Vladimir Putin and Syria's Bashar al-Assad.

Strictly speaking, that’s all countries that Russia has military alignment treaties with. But a number of other states are sometimes referred to as Russian allies, even though there are no official agreements. Take Syria – clearly, Russia helps Bashar al-Assad’s government a lot in militarily and political terms. “Of course, Syria is our ally,” said Peskov. “But, as far as I know, we don’t have a document on the comprehensive allied relations.”

Another example is China: the Asian economic giant is a member of the BRICS and the Shanghai Cooperation Organization (SCO), economic alliances in which Russia also participates. Plus, the Russian military regularly conducts joint military drills with its Chinese colleagues. Commenting on one of such drill in 2018 Peskov called China an ally.

Russian and Chinese marines shaking hands during a joint military drill, 2017.

Political scientists, though, believe it might be an exaggeration. As Sergey Karaganov, who heads the Council on Foreign and Defense Policy, says, “Our countries are getting closer but [a full-scale] military and political alliance is impossible. Russia doesn’t want to be China’s junior partner and we can’t be a senior one. Now, things are good just the way they are.”

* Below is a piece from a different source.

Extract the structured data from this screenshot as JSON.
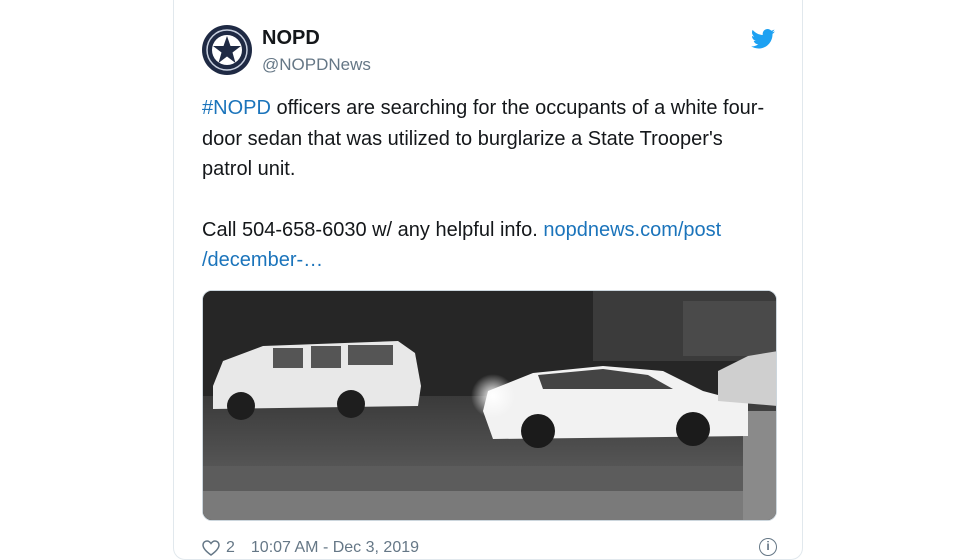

India can be called another potential ally, in many ways Russian-Indian relations are similar to Russian-Chinese ties: India also entered the BRICS and the SCO, conducts joint military drills with Russia, and eagerly buys Russian military equipment. But here we also can find some problems. For instance, according to political scientist Alexander Khramchikhin, “Russia tries to put India in a trilateral alliance with China while it needs an alliance against China.” So the relations in this triangle are quite complicated. After all, all the states are pursuing their own interests first.